As I said above, MS' policy has been developed over the years in order to protect some of the smaller streams that are more sensitive to angling pressure. The streams that were chosen were discussed by Steve, the site's owner and the moderators. We review it from time to time and have made some changes over the years. One of the most significant changes took place two years ago. The U.P. stream naming policy used to say that it was okay to discuss the "Two-Hearted River and other streams." That was about all it said. It seemed to say that any stream in the U.P. was open for discussion on these boards and that included every small brook trout stream that sees little pressure, but more if it was openly discussed on these (and other) internet forums.

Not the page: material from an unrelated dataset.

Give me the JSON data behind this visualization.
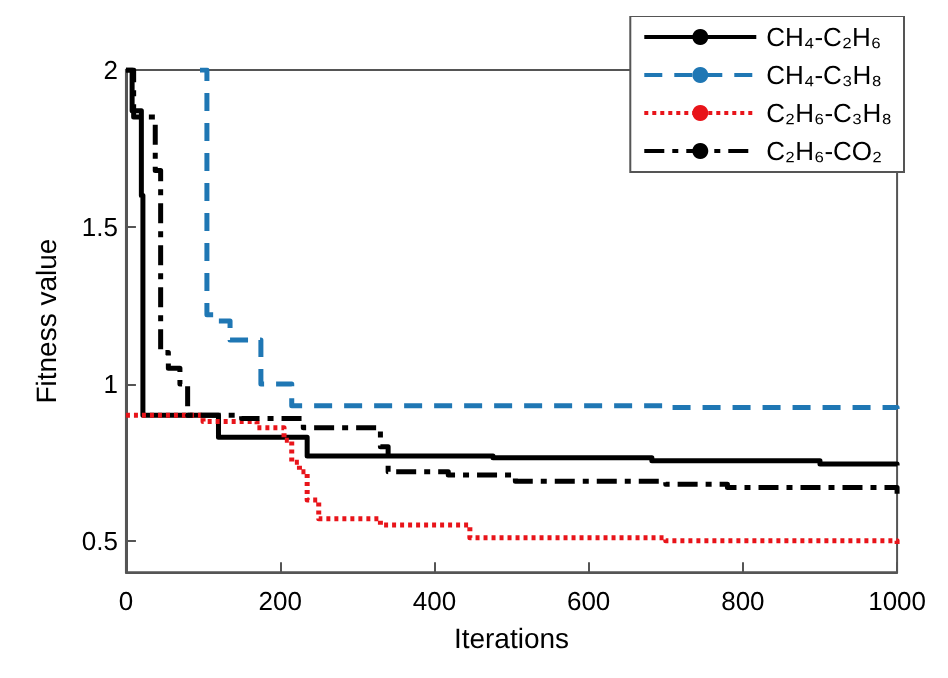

I really don't believe internet discussions add very many new anglers to those streams that are already well known (and to beach and pier fishing by the way). As I've stated many times in various threads on these boards I was fishing the Big Manistee R., the Grand R., and yes the Two-Hearted R. before many of you were born. My first trip to the Two-Hearted R. was in 1958. We did not fish the mouth of the river, but rather areas upstream quie a ways. In about 1960 we did drive over to the mouth to fish. The crowds back then were similar to what you see today (a couple of us fished the mouth in Nov. of 2005).

Anglers have lined up Below Tippy Dam on the Big Manistee R. during the steelhead and salmon runs for decades, well before the internet came to be. The same was true of the Grand River below Sixth St. Dam. Small, lesser known streams are a bit different. They may not be able to take much pressure from anglers.

I know some of you will disagree with what I just said about about the internet adding more angling pressure to the larger, already well-known streams, but history, I believe is on my side of that discussion.

The Fox R. has been known thoughout the Midwest as a fine, at times, brook trout stream. It has been talked about on these boards for over three years now. I doubt very much if any more new anglers were added, especially on a somewhat regular basis, by the fact that it's been okay to talk about on these boards for some time now.

I could mention a half dozen small U.P. (and L.P. streams) that might indeed see some pressure due to discussion on boards such as MS. Perhaps this would cause harm, perhaps not.

The Menominee R. was added to the list during the last review of name-able streams, as was the Ontanogan R system. Have those streams been pummled in the aftermath? I don't think so. However some of the smaller streams, and I'm especially thinking of the many, excellent trout streams in both peninsualas that range from five feet (and smaller) to 30 feet across, might see a bit more pressure if they were being named regularly on the site.

Try this.

Go to the search function that is available and do a search to see how much discussion has been had for the following streams:
Escanaba, Ontonagon, Menominee, and Chocolay rivers. Just to toss in some L.P. streams do the same with the Rifle, Thunder Bay, Big Sable, Pine, Paint Cr. and Johnson Cr. (those are two SE Michigan streams and I really don't count them as real trout streams....:lol:

Look at the dates of the threads and posts. You may be surprised at how little they are discussed, even though they may be and many of them offer fine fishing opportunities.

MS' policy is a compromise between naming no streams and naming any stream. I think it works very well.


----------